When Environmental Good Intentions Destroy Jobs

As an example of what could be in store in the US if the country is ever stupid enough to embrace wholesale the subsidy of renewable energy sources via levies on electricity users a recent report in Bloomberg details the impact of actions taken by the British government on consumers in the UK. Factories will pay 18 to 141% more for gas, electricity and carbon-reduction programs by 2020, adding about 7 million pounds ($11 million) to the bill for a typical large energy consumer the report has calculated.

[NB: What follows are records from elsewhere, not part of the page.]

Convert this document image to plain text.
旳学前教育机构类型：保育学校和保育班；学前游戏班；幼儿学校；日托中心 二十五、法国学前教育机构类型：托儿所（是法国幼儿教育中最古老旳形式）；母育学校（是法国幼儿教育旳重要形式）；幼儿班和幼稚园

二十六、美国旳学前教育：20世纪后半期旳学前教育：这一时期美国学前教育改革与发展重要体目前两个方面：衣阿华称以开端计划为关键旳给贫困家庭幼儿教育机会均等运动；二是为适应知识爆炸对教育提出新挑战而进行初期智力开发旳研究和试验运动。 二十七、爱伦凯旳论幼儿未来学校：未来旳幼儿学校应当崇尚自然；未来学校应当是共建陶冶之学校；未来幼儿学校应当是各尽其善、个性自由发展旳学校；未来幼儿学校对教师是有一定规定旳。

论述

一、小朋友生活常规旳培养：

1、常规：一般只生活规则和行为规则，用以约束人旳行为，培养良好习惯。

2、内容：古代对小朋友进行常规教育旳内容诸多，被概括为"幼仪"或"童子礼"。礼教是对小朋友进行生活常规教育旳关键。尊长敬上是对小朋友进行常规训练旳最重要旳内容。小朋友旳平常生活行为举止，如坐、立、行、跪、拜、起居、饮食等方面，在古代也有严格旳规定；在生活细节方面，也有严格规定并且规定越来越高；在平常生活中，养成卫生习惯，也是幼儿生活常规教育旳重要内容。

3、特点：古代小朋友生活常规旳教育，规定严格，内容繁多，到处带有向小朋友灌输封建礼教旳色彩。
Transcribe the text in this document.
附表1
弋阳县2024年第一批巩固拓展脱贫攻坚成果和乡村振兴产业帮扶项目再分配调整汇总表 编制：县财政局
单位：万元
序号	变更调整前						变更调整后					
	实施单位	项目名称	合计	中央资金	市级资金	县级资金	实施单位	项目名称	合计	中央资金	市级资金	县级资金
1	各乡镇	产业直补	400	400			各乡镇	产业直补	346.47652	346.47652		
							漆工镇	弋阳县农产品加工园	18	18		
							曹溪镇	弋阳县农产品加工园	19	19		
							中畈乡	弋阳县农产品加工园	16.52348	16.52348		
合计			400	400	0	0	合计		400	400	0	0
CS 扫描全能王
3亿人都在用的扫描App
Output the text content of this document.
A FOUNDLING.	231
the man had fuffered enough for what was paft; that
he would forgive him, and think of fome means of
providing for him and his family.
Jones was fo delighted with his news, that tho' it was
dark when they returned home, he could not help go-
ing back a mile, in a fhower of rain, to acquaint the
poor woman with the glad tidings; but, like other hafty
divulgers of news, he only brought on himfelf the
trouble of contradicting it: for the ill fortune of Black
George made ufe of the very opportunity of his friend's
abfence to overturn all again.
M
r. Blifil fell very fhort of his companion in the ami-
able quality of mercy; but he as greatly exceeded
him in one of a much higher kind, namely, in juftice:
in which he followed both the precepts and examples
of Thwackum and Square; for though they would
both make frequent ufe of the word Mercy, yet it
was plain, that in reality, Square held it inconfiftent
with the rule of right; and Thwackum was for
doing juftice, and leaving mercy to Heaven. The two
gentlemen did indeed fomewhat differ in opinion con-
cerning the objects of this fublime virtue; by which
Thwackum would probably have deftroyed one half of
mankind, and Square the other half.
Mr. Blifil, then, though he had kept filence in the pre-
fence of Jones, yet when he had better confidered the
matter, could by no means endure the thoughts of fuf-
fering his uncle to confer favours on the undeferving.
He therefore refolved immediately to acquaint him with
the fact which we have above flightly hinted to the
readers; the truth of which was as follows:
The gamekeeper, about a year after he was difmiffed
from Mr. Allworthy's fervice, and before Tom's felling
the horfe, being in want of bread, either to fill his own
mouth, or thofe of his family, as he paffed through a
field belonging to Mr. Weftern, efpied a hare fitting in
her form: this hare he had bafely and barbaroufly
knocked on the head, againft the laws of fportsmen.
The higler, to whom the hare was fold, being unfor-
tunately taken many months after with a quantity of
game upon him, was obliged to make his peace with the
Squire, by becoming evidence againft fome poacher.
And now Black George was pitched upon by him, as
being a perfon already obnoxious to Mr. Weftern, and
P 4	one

Tata Steel, owners of Corus, the UK’s largest steel maker have threatened to leave the country if costs rise as expected. “Many of the taxes and costs identified in this report are UK specific and will reduce the competitiveness of Corus’ British operations, Kirby Adams, managing director and chief executive officer of Tata Steel Europe is reported as saying on review of the report into the impact of climate policy released this week and written by the London-based Energy-Intensive Users Group and Britain’s Trades Union Congress.

A major fertilizer manufacturer called GrowHow is quoted as saying the climate change policy will almost certainly make carbon leakage a reality. Carbon leakage is a term used to describe factories moving operations to countries where permits for emitting carbon dioxide are not needed.

The UK has committed to cut its emissions by 34% below 1990 levels by 2020, way beyond a European-wide initiative to cut emissions by 20%. The UK’s manufacturing industries, which include steel, ceramics, paper, cement and fertilizers employ about 225,000 people and could produce components such as wind turbines, electric cars and home-insulation materials needed to cut the nation’s emissions, according to the report. But if many are forced overseas or worse forced to close by the increased costs, the country will end up importing the parts, losing employment without achieving any net global reduction in emissions.

Nor is this an industry sponsored “less than independent report, an earlier report by Civitas covered in the Independent came to the same conclusions saying the previous Labour Government’s climate change strategy added an extra 14% on homeowners’ electricity bills and 21% on business bills, at the time of writing earlier this year. And last year’s renewable energy strategy if implemented will create “surcharges of up to 70% for businesses, and 33% for domestic customers by 2020.

As we wrote recently when we covered the technology of combined heat and power there are opportunities to make money from reducing carbon emissions. Both government and industry should be encouraged to embrace such opportunities by every means available, but simply pushing up tariffs to subsidize less reliable wind power projects sounds like a typical bureaucrat’s answer to a problem that requires a more holistic approach.